Exponential of a matrix

Question

Can someone show me a step by step solution to find \begin{equation} e ^{At} \end{equation} where A = $\begin{bmatrix}2 & -2\\3 & -2\end{bmatrix}$

Answer 1

One common method is to diagonalize the matrix as an intermediate step. That is, suppose we can write $A = PDP^{-1}$, where $D$ is diagonal and $P$ is (of course) invertible.

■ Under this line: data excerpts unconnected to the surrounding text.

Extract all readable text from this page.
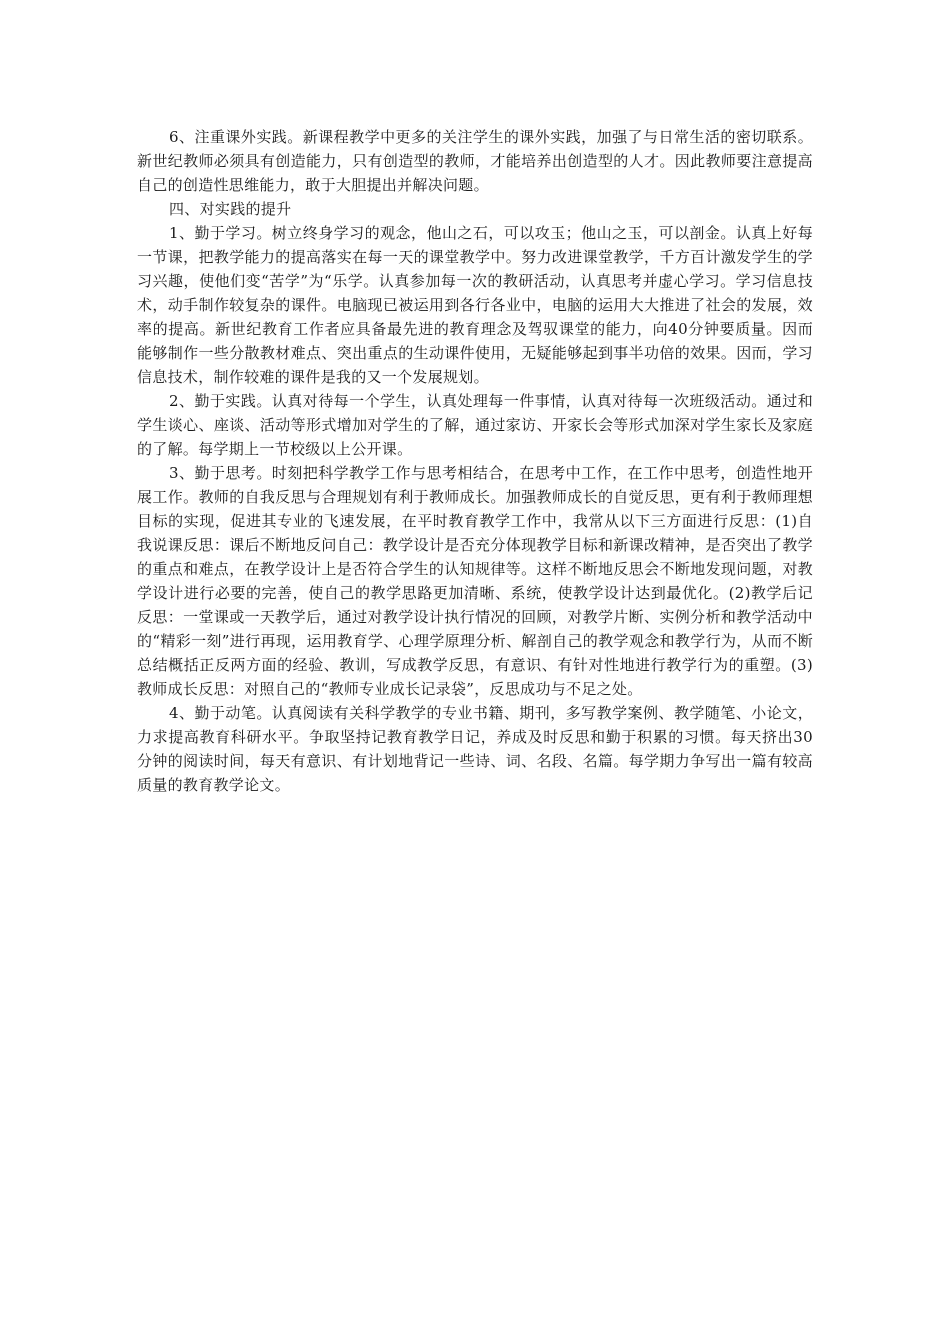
6、注重课外实践。新课程教学中更多的关注学生的课外实践，加强了与日常生活的密切联系。新世纪教师必须具有创造能力，只有创造型的教师，才能培养出创造型的人才。因此教师要注意提高自己的创造性思维能力，敢于大胆提出并解决问题。

四、对实践的提升

1、勤于学习。树立终身学习的观念，他山之石，可以攻玉；他山之玉，可以剖金。认真上好每一节课，把教学能力的提高落实在每一天的课堂教学中。努力改进课堂教学，千方百计激发学生的学习兴趣，使他们变“苦学”为“乐学。认真参加每一次的教研活动，认真思考并虚心学习。学习信息技术，动手制作较复杂的课件。电脑现已被运用到各行各业中，电脑的运用大大推进了社会的发展，效率的提高。新世纪教育工作者应具备最先进的教育理念及驾驭课堂的能力，向40分钟要质量。因而能够制作一些分散教材难点、突出重点的生动课件使用，无疑能够起到事半功倍的效果。因而，学习信息技术，制作较难的课件是我的又一个发展规划。

2、勤于实践。认真对待每一个学生，认真处理每一件事情，认真对待每一次班级活动。通过和学生谈心、座谈、活动等形式增加对学生的了解，通过家访、开家长会等形式加深对学生家长及家庭的了解。每学期上一节校级以上公开课。

3、勤于思考。时刻把科学教学工作与思考相结合，在思考中工作，在工作中思考，创造性地开展工作。教师的自我反思与合理规划有利于教师成长。加强教师成长的自觉反思，更有利于教师理想目标的实现，促进其专业的飞速发展，在平时教育教学工作中，我常从以下三方面进行反思：(1)自我说课反思：课后不断地反问自己：教学设计是否充分体现教学目标和新课改精神，是否突出了教学的重点和难点，在教学设计上是否符合学生的认知规律等。这样不断地反思会不断地发现问题，对教学设计进行必要的完善，使自己的教学思路更加清晰、系统，使教学设计达到最优化。(2)教学后记反思：一堂课或一天教学后，通过对教学设计执行情况的回顾，对教学片断、实例分析和教学活动中的“精彩一刻”进行再现，运用教育学、心理学原理分析、解剖自己的教学观念和教学行为，从而不断总结概括正反两方面的经验、教训，写成教学反思，有意识、有针对性地进行教学行为的重塑。(3)教师成长反思：对照自己的“教师专业成长记录袋”，反思成功与不足之处。

4、勤于动笔。认真阅读有关科学教学的专业书籍、期刊，多写教学案例、教学随笔、小论文，力求提高教育科研水平。争取坚持记教育教学日记，养成及时反思和勤于积累的习惯。每天挤出30分钟的阅读时间，每天有意识、有计划地背记一些诗、词、名段、名篇。每学期力争写出一篇有较高质量的教育教学论文。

We then have $$ e^{PDP^{-1}} = Pe^DP^{-1} $$ Exponentiating diagonal matrices is easy: if $d_i$ are the diagonal entries of $D$, then $$ e^D = \pmatrix{e^{d_1}&&\\&\ddots&\\&&e^{d_n}} $$ In this case, $A$ has eigenvalues $\pm i \sqrt 2$, and so must be diagonalizable.

Answer 2

First we need to diagonalize it. I get $$\det\begin{bmatrix}2-\lambda&-2\\3&-2-\lambda\end{bmatrix}=\lambda^2-4+6=\lambda^2+2=0$$ so $$\lambda=\pm\sqrt2$$ EDIT where by $\sqrt2$ I mean $i\sqrt2$ and the rest is pretty much all wrong :(

The corresponding eigenvectors are $$E_{\sqrt2}=\ker\begin{bmatrix}2-\sqrt2&-2\\3&-2-\sqrt2\end{bmatrix}=\text{span}\begin{pmatrix}2\\2-\sqrt2\end{pmatrix}$$ and $$E_{-\sqrt2}=\ker\begin{bmatrix}2+\sqrt2&-2\\3&-2+\sqrt2\end{bmatrix}=\text{span}\begin{pmatrix}2\\2+\sqrt2\end{pmatrix}$$ Therefore we have $A=S\Lambda S^{-1}$ where $$\Lambda=\begin{bmatrix}\sqrt2&0\\0&-\sqrt2\end{bmatrix}$$ $$S=\begin{bmatrix}2&2\\2-\sqrt2&2+\sqrt2\end{bmatrix}$$ I'm assuming (and really hoping...) that by $e^{At}$ you mean $$e^{At}=\left(1+A+{1\over 2!}A^2+...\right) t$$ We have $$1+A+{1\over 2!}A^2+...=1+S\Lambda S^{-1}+{1\over 2!}S\Lambda^2 S^{-1}=S(1+\Lambda+{1\over 2!}\Lambda^2+...)S^{-1}=S\begin{pmatrix}e^{t\sqrt2}&0\\0&e^{-t\sqrt2}\end{pmatrix}S^{-1}$$ EDIT: I have added some $t$'s which is apparently a scalar to the picture... Can you take it from here?

Answer 3

I'd first diagonalize the matrix, i.e., write it as $A = M D M^{-1}$ with $D$ diagonal, as that way you have $A^n = M D^n M^{-1}$. Say $D$'s diagonal is $d_1, d_2, \ldots, d_s$, write this as $D = \mathop{diag}(d_1, \ldots, d_s)$. Then: $$ e^{A t} = \sum_{n \ge 0} \frac{A^n t^n}{n!} = M \cdot \sum_{n \ge 0} \frac{D^n t^n}{n!} \cdot M^{-1} = M \cdot \mathop{diag}(e^{d_1 t}, e^{d_2 t}, \ldots, e^{d_s t}) \cdot M^{-1} $$ Obviously you'd have to check for convergence, etc.